Namun, rencana tersebut masih berupa langkah yang ingin ditempuh, bukan rilis yang sudah selesai atau memiliki jadwal peluncuran resmi. Laporan yang tersedia belum memberikan tanggal pasti untuk versi Nintendo Switch, Xbox, maupun edisi fisiknya.
Pemutusan perjanjian PlayStation juga tampaknya membuat Ternox tidak lagi dapat menerbitkan game secara mandiri di platform Sony. Dengan demikian, studio tersebut kehilangan jalur yang paling jelas untuk memulihkan versi PS5 tanpa persetujuan baru dari PlayStation.

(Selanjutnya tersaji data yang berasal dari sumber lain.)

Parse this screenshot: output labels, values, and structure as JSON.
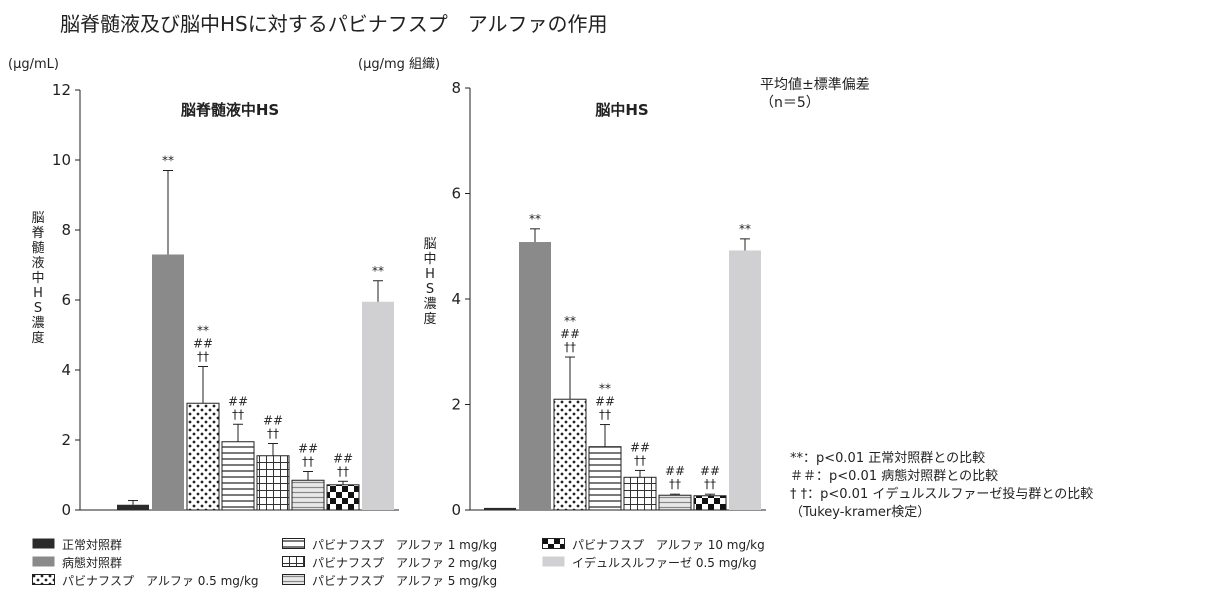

Sony memiliki kendali atas etalase digital miliknya dan berhak menetapkan standar penerbitan di PlayStation Store. Platform juga bisa saja menghapus game karena alasan kontraktual, teknis, hukum, atau kepatuhan yang tidak terlihat oleh publik. Karena itu, bukti yang tersedia belum membuktikan bahwa Sony bertindak tidak semestinya atau bahwa Ternox telah memenuhi semua aturan yang berlaku.
Persoalannya adalah, tanpa alasan yang jelas, keputusan tersebut sulit diuji. Ternox mengatakan mereka tidak tahu bagian mana yang harus diperbaiki, tidak dapat memberikan tanggapan yang terarah, dan tidak memiliki jalur banding independen yang terlihat untuk menantang keputusan itu. Bagi pengembang kecil lain, situasi ini juga menciptakan ketidakpastian: mereka mungkin mengetahui bahwa aturan Sony sedang diperketat, tetapi tidak tahu fitur katalog seperti apa yang dapat memicu pemutusan kerja sama dan penghapusan massal.
Bagi pemain, kasus ini menjadi pengingat bahwa akses terhadap game digital bergantung pada keberlanjutan sebuah platform dan tokonya. Bagi pengembang indie, insiden tersebut memperlihatkan besarnya kendali pemilik konsol atas distribusi, visibilitas, penjualan berkelanjutan, dan rilis mendatang.
Pemberitahuan yang jelas, kriteria yang dipublikasikan, serta mekanisme banding yang bermakna memang tidak akan mencegah semua penghapusan game. Namun, ketiganya dapat membuat penegakan aturan lebih mudah dipahami, dikoreksi, dan diawasi.